As you think about your business idea, you have to ensure that the economics of the idea make sense. If the economics don;t make sense, then either you have to abandon the idea, or change the game. You have to think in terms of base rates, or prior probabilities so that you make the best decision. So ask yourself what the typical business in the industry does in terms of operating and financial results. That will anchor your decisions on firm ground.

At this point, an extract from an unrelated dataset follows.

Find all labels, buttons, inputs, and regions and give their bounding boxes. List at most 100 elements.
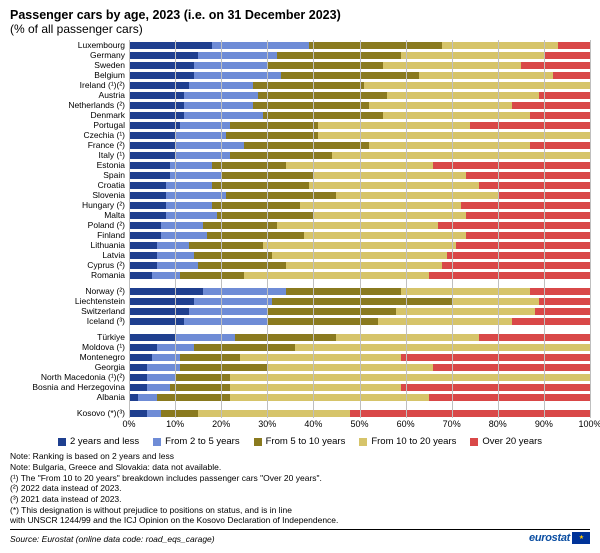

Notice that Bezos did not say to himself, “The industry has margins of 40-45% but I can do 80%”. He started off with the facts as they were and built the business from there. Amazon’s genius was in allowing people to shop for books online. But Bezos did not tell himself he could change the economics of the industry. Be humble and start with the facts.
Study the Competitive Landscape
Your ability to earn a return on invested capital that is greater than your cost of capital, is a function of your competitive advantages, the most important of which are barriers to entry. Competition is great for customers: it gives them choice and low prices. But for businesses, competition is death. A business that lives in fear of competition is forced to keep its prices low, and when its costs rise, does not have the freedom to raise prices in order to maintain its profitability. This is because if it tried to raise prices, a market entrant could easily enter the industry and offer lower prices, gambling that it can grow its way to profitability.
Look at the restaurant business. The industry has a high failure rate because anyone can open a restaurant and no matter how great a chef you are, there is someone out there who can match your skill and open a restaurant. So restaurants struggle for profitability because no restaurant has the ability to raise prices at will. Now look at the reverse: Amazon is the dominant ecommerce firm and it has raised prices over the years without losing any customers. You buy on Amazon, not just because Amazon is a great company, but because there are no real alternatives. Many traders admit that the Reuters terminal is a poor product, but the cost of switching to an alternative service are so high that it makes more sense to stick with an inferior service, than to change to a better one! The competitive side of business is often ignored but it is more decisive for a business’ fortunes and almost every other feature of a business.